You choose a font. Adjust the spacing. Open Canva, then close it. You ask yourself if digital-only is brave or cowardly. Whether Kindle is real enough. You take a week just picking the perfect near-black shade.
And in the background, something is already writing the book.
It doesn’t ask for your preference on serif vs. sans-serif. It doesn’t care about DPI or distribution. It just spills. When you’re walking, showering, staring blankly at your screen. Uninvited, but not unwelcome. It is the book happening without you.
The technical is not the enemy. Neither is it the source. It’s the frame around a painting that doesn’t need one. But if it helps the painting land in someone’s hands, maybe it's worth choosing thoughtfully.
So how do you let both unfold simultaneously? The layout and the letting go.
First, notice when one is hijacking the other. Are you tweaking the subtitle because it needs it, or because you're afraid to write chapter three? Are you pushing “publish” too early to avoid sitting with what hasn’t yet arrived?

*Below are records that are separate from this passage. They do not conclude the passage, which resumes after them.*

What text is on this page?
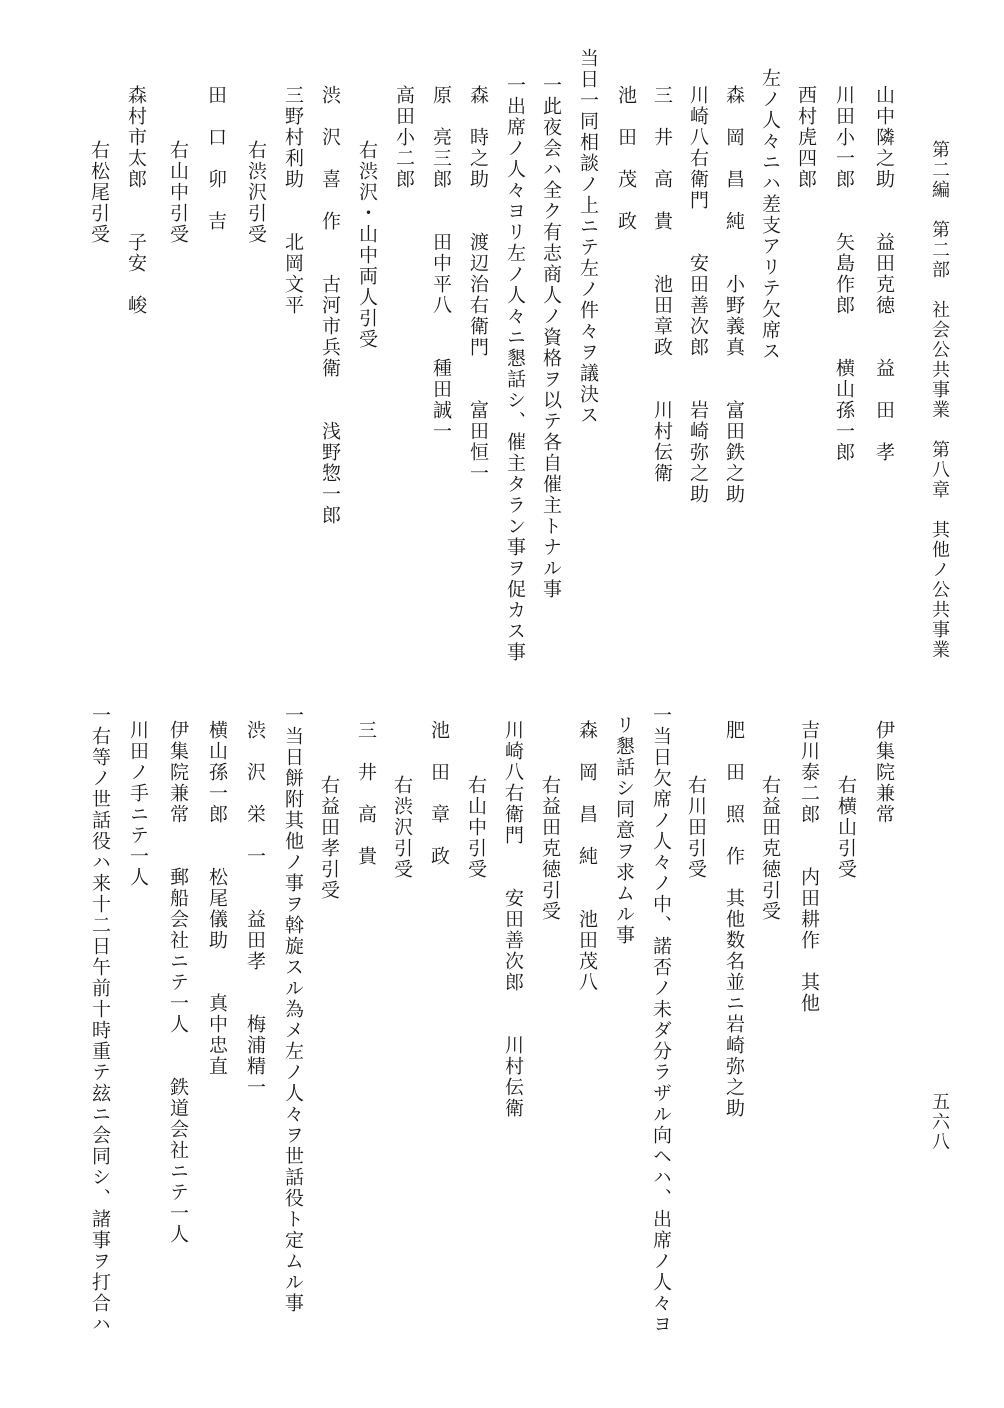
第二編　第二部　社会公共事業　第八章　其他ノ公共事業
五六八
山中隣之助　　益田克徳　　益　田　孝
川田小一郎　　矢島作郎　　横山孫一郎
西村虎四郎
左ノ人々ニハ差支アリテ欠席ス
森　岡　昌　純　　小野義真　　富田鉄之助
川崎八右衛門　　安田善次郎　　岩崎弥之助
三　井　高　貴　　池田章政　　川村伝衛
池　田　茂　政
当日一同相談ノ上ニテ左ノ件々ヲ議決ス
一此夜会ハ全ク有志商人ノ資格ヲ以テ各自催主トナル事
一出席ノ人々ヨリ左ノ人々ニ懇話シ、催主タラン事ヲ促カス事
森　時之助　　渡辺治右衛門　　富田恒一
原　亮三郎　　田中平八　　種田誠一
高田小二郎
右渋沢・山中両人引受
渋　沢　喜　作　　古河市兵衛　　浅野惣一郎
三野村利助　　北岡文平
右渋沢引受
田　口　卯　吉
右山中引受
森村市太郎　　子安　峻
右松尾引受
伊集院兼常
右横山引受
吉川泰二郎　　内田耕作　其他
右益田克徳引受
肥　田　照　作　其他数名並ニ岩崎弥之助
右川田引受
一当日欠席ノ人々ノ中、諾否ノ未ダ分ラザル向ヘハ、出席ノ人々ヨ
リ懇話シ同意ヲ求ムル事
森　岡　昌　純　　池田茂八
右益田克徳引受
川崎八右衛門　　安田善次郎　　川村伝衛
右山中引受
池　田　章　政
右渋沢引受
三　井　高　貴
右益田孝引受
一当日餅附其他ノ事ヲ斡旋スル為メ左ノ人々ヲ世話役ト定ムル事
渋　沢　栄　一　　益田孝　　梅浦精一
横山孫一郎　　松尾儀助　　真中忠直
伊集院兼常　　郵船会社ニテ一人　　鉄道会社ニテ一人
川田ノ手ニテ一人
一右等ノ世話役ハ来十二日午前十時重テ玆ニ会同シ、諸事ヲ打合ハ
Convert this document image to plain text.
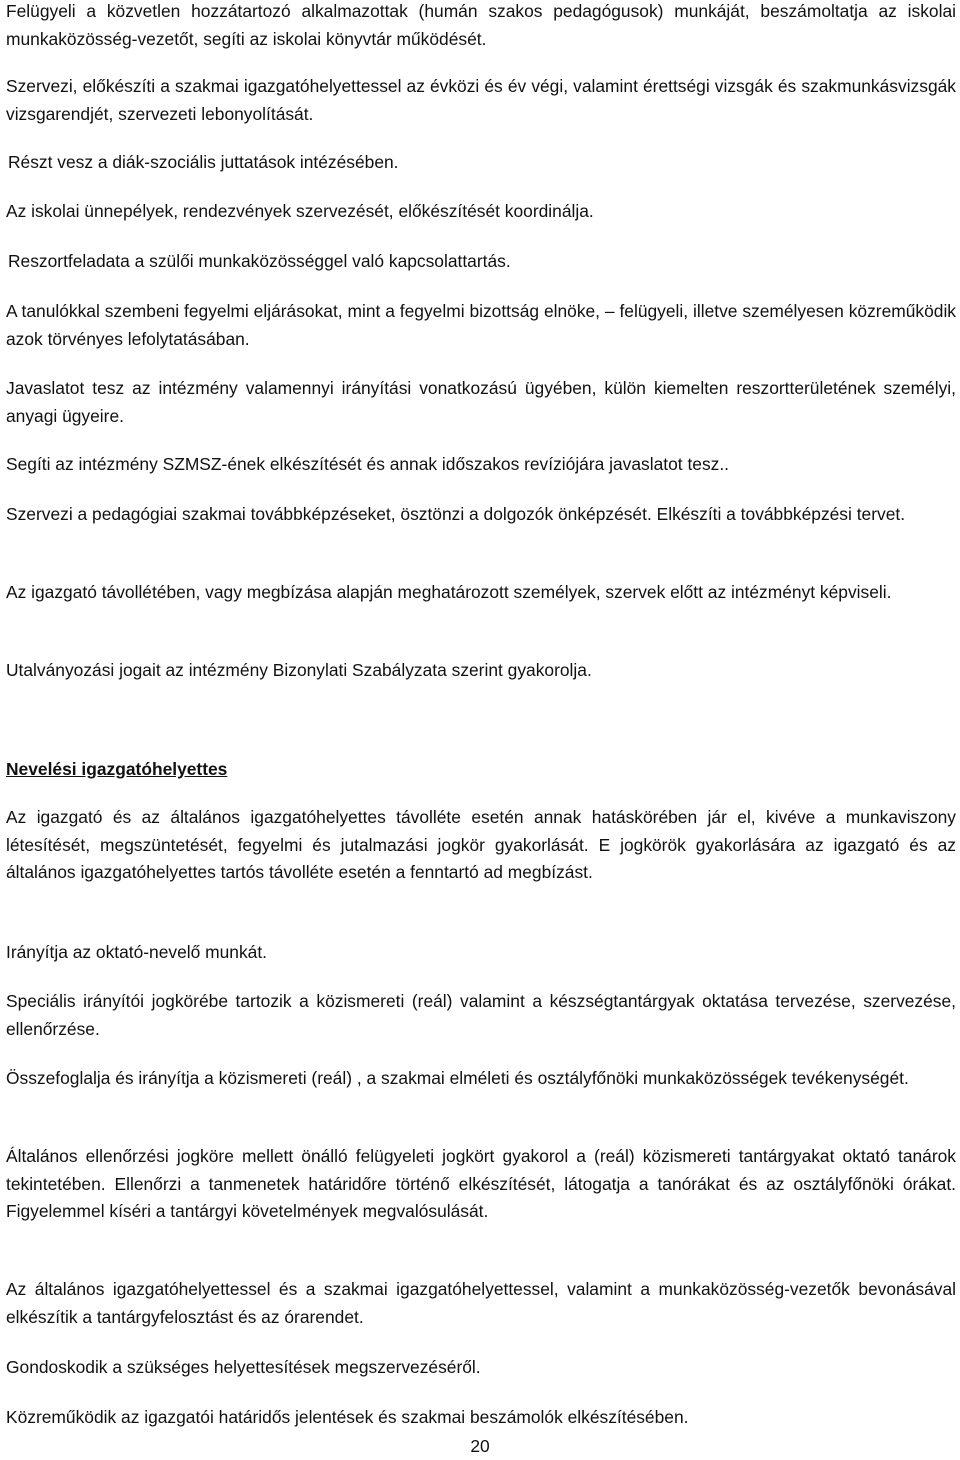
Felügyeli a közvetlen hozzátartozó alkalmazottak (humán szakos pedagógusok) munkáját, beszámoltatja az iskolai munkaközösség-vezetőt, segíti az iskolai könyvtár működését.

Szervezi, előkészíti a szakmai igazgatóhelyettessel az évközi és év végi, valamint érettségi vizsgák és szakmunkásvizsgák vizsgarendjét, szervezeti lebonyolítását.

Részt vesz a diák-szociális juttatások intézésében.

Az iskolai ünnepélyek, rendezvények szervezését, előkészítését koordinálja.

Reszortfeladata a szülői munkaközösséggel való kapcsolattartás.

A tanulókkal szembeni fegyelmi eljárásokat, mint a fegyelmi bizottság elnöke, – felügyeli, illetve személyesen közreműködik azok törvényes lefolytatásában.

Javaslatot tesz az intézmény valamennyi irányítási vonatkozású ügyében, külön kiemelten reszortterületének személyi, anyagi ügyeire.

Segíti az intézmény SZMSZ-ének elkészítését és annak időszakos revíziójára javaslatot tesz..

Szervezi a pedagógiai szakmai továbbképzéseket, ösztönzi a dolgozók önképzését. Elkészíti a továbbképzési tervet.

Az igazgató távollétében, vagy megbízása alapján meghatározott személyek, szervek előtt az intézményt képviseli.

Utalványozási jogait az intézmény Bizonylati Szabályzata szerint gyakorolja.

Nevelési igazgatóhelyettes

Az igazgató és az általános igazgatóhelyettes távolléte esetén annak hatáskörében jár el, kivéve a munkaviszony létesítését, megszüntetését, fegyelmi és jutalmazási jogkör gyakorlását. E jogkörök gyakorlására az igazgató és az általános igazgatóhelyettes tartós távolléte esetén a fenntartó ad megbízást.

Irányítja az oktató-nevelő munkát.

Speciális irányítói jogkörébe tartozik a közismereti (reál) valamint a készségtantárgyak oktatása tervezése, szervezése, ellenőrzése.

Összefoglalja és irányítja a közismereti (reál) , a szakmai elméleti és osztályfőnöki munkaközösségek tevékenységét.

Általános ellenőrzési jogköre mellett önálló felügyeleti jogkört gyakorol a (reál) közismereti tantárgyakat oktató tanárok tekintetében. Ellenőrzi a tanmenetek határidőre történő elkészítését, látogatja a tanórákat és az osztályfőnöki órákat. Figyelemmel kíséri a tantárgyi követelmények megvalósulását.

Az általános igazgatóhelyettessel és a szakmai igazgatóhelyettessel, valamint a munkaközösség-vezetők bevonásával elkészítik a tantárgyfelosztást és az órarendet.

Gondoskodik a szükséges helyettesítések megszervezéséről.

Közreműködik az igazgatói határidős jelentések és szakmai beszámolók elkészítésében.

20
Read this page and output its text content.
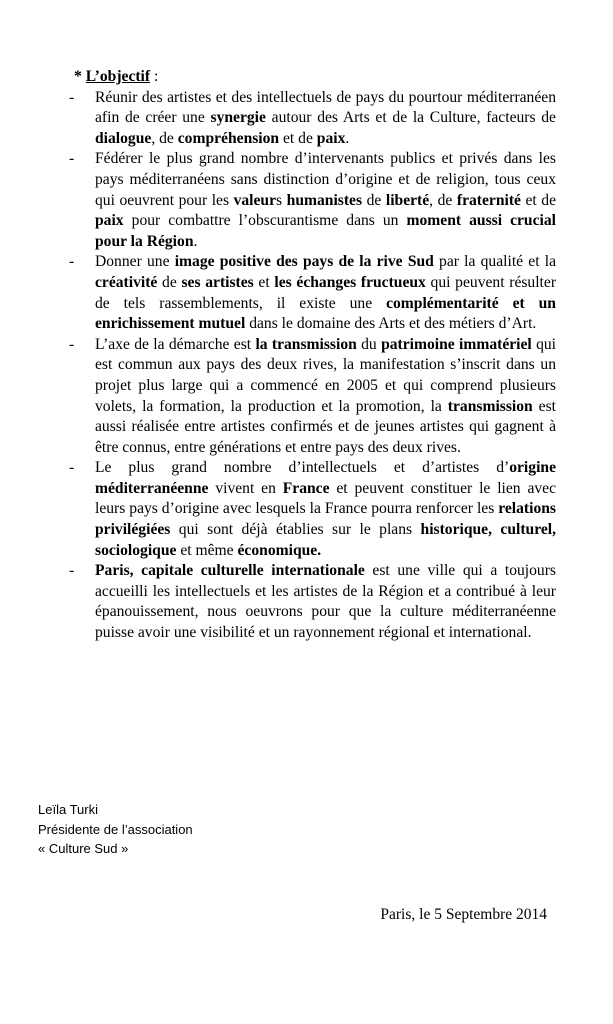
* L’objectif :

- Réunir des artistes et des intellectuels de pays du pourtour méditerranéen afin de créer une synergie autour des Arts et de la Culture, facteurs de dialogue, de compréhension et de paix.
- Fédérer le plus grand nombre d’intervenants publics et privés dans les pays méditerranéens sans distinction d’origine et de religion, tous ceux qui oeuvrent pour les valeurs humanistes de liberté, de fraternité et de paix pour combattre l’obscurantisme dans un moment aussi crucial pour la Région.
- Donner une image positive des pays de la rive Sud par la qualité et la créativité de ses artistes et les échanges fructueux qui peuvent résulter de tels rassemblements, il existe une complémentarité et un enrichissement mutuel dans le domaine des Arts et des métiers d’Art.
- L’axe de la démarche est la transmission du patrimoine immatériel qui est commun aux pays des deux rives, la manifestation s’inscrit dans un projet plus large qui a commencé en 2005 et qui comprend plusieurs volets, la formation, la production et la promotion, la transmission est aussi réalisée entre artistes confirmés et de jeunes artistes qui gagnent à être connus, entre générations et entre pays des deux rives.
- Le plus grand nombre d’intellectuels et d’artistes d’origine méditerranéenne vivent en France et peuvent constituer le lien avec leurs pays d’origine avec lesquels la France pourra renforcer les relations privilégiées qui sont déjà établies sur le plans historique, culturel, sociologique et même économique.
- Paris, capitale culturelle internationale est une ville qui a toujours accueilli les intellectuels et les artistes de la Région et a contribué à leur épanouissement, nous oeuvrons pour que la culture méditerranéenne puisse avoir une visibilité et un rayonnement régional et international.
Leïla Turki
Présidente de l’association
« Culture Sud »
Paris, le 5 Septembre 2014
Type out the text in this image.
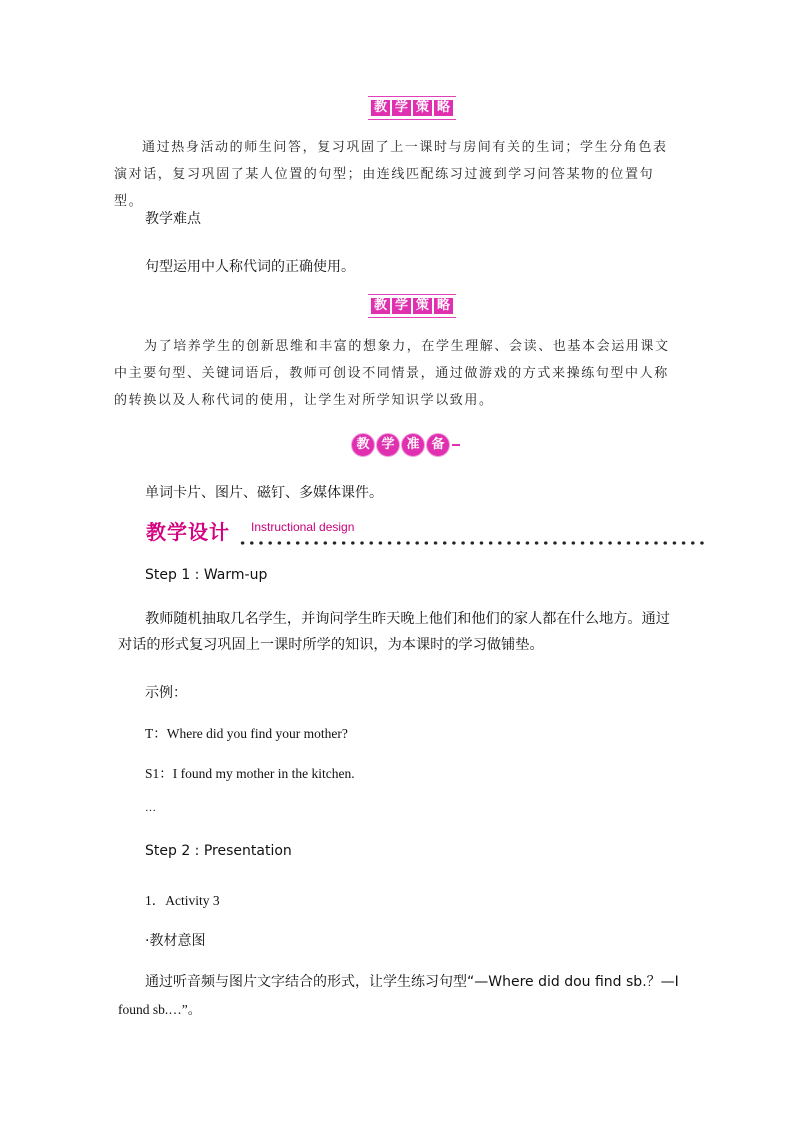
教 学 策 略
通过热身活动的师生问答，复习巩固了上一课时与房间有关的生词；学生分角色表演对话，复习巩固了某人位置的句型；由连线匹配练习过渡到学习问答某物的位置句型。
教学难点
句型运用中人称代词的正确使用。
教 学 策 略
为了培养学生的创新思维和丰富的想象力，在学生理解、会读、也基本会运用课文中主要句型、关键词语后，教师可创设不同情景，通过做游戏的方式来操练句型中人称的转换以及人称代词的使用，让学生对所学知识学以致用。
教 学 准 备
单词卡片、图片、磁钉、多媒体课件。
教学设计 Instructional design
Step 1 : Warm-up
教师随机抽取几名学生，并询问学生昨天晚上他们和他们的家人都在什么地方。通过对话的形式复习巩固上一课时所学的知识，为本课时的学习做铺垫。
示例：
T：Where did you find your mother?
S1：I found my mother in the kitchen.
…
Step 2 : Presentation
1．Activity 3
·教材意图
通过听音频与图片文字结合的形式，让学生练习句型“—Where did dou find sb.？—I
found sb.…”。
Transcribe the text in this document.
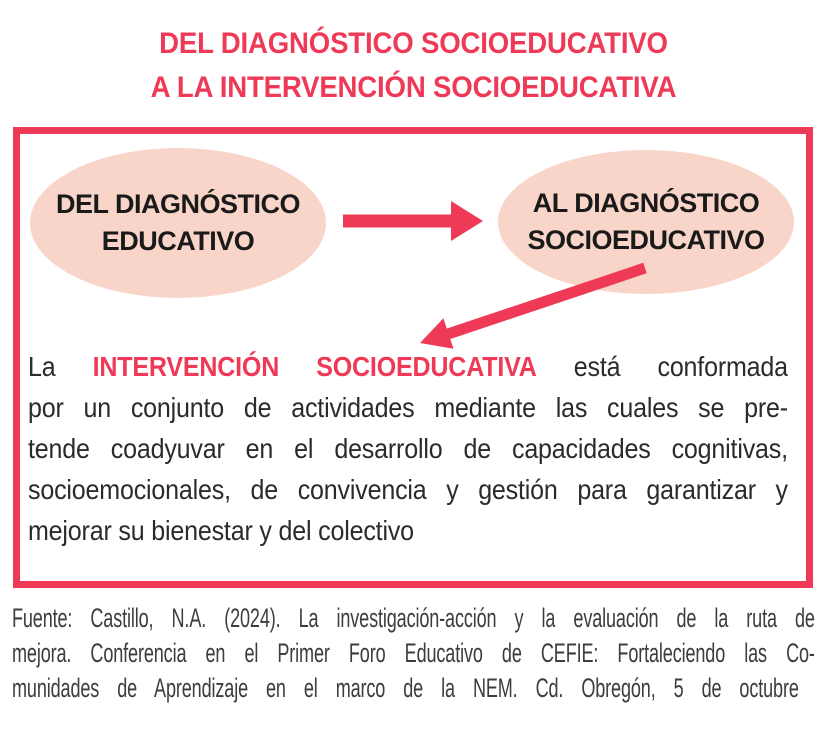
DEL DIAGNÓSTICO SOCIOEDUCATIVO
A LA INTERVENCIÓN SOCIOEDUCATIVA
DEL DIAGNÓSTICO
EDUCATIVO
AL DIAGNÓSTICO
SOCIOEDUCATIVO
La INTERVENCIÓN SOCIOEDUCATIVA está conformada
por un conjunto de actividades mediante las cuales se pre-
tende coadyuvar en el desarrollo de capacidades cognitivas,
socioemocionales, de convivencia y gestión para garantizar y
mejorar su bienestar y del colectivo
Fuente: Castillo, N.A. (2024). La investigación-acción y la evaluación de la ruta de
mejora. Conferencia en el Primer Foro Educativo de CEFIE: Fortaleciendo las Co-
munidades de Aprendizaje en el marco de la NEM. Cd. Obregón, 5 de octubre
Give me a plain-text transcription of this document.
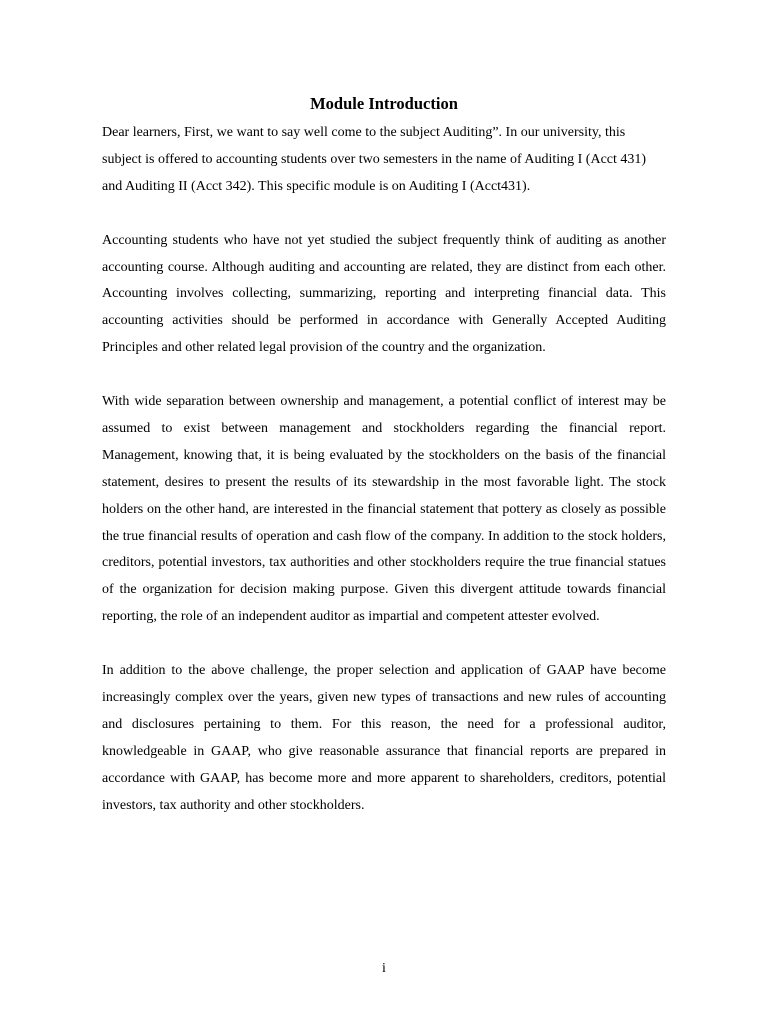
Module Introduction

Dear learners, First, we want to say well come to the subject Auditing”. In our university, this subject is offered to accounting students over two semesters in the name of Auditing I (Acct 431) and Auditing II (Acct 342). This specific module is on Auditing I (Acct431).

Accounting students who have not yet studied the subject frequently think of auditing as another accounting course. Although auditing and accounting are related, they are distinct from each other. Accounting involves collecting, summarizing, reporting and interpreting financial data. This accounting activities should be performed in accordance with Generally Accepted Auditing Principles and other related legal provision of the country and the organization.

With wide separation between ownership and management, a potential conflict of interest may be assumed to exist between management and stockholders regarding the financial report. Management, knowing that, it is being evaluated by the stockholders on the basis of the financial statement, desires to present the results of its stewardship in the most favorable light. The stock holders on the other hand, are interested in the financial statement that pottery as closely as possible the true financial results of operation and cash flow of the company. In addition to the stock holders, creditors, potential investors, tax authorities and other stockholders require the true financial statues of the organization for decision making purpose. Given this divergent attitude towards financial reporting, the role of an independent auditor as impartial and competent attester evolved.

In addition to the above challenge, the proper selection and application of GAAP have become increasingly complex over the years, given new types of transactions and new rules of accounting and disclosures pertaining to them. For this reason, the need for a professional auditor, knowledgeable in GAAP, who give reasonable assurance that financial reports are prepared in accordance with GAAP, has become more and more apparent to shareholders, creditors, potential investors, tax authority and other stockholders.

i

Second, give both their time. Set a timer to research formatting, then walk away. Let the unwriting write. Schedule your tasks if you see yourself doing that.
Finally, stop waiting for it to feel balanced. It rarely does. Sometimes you’re all marketing. Other times, you forget the book even exists while it finishes itself. You simply follow its natural rhythm, which at times starts with your own apparent initiative.
No need to force harmony. The cover will find its shape, and so will the words behind it. They already are.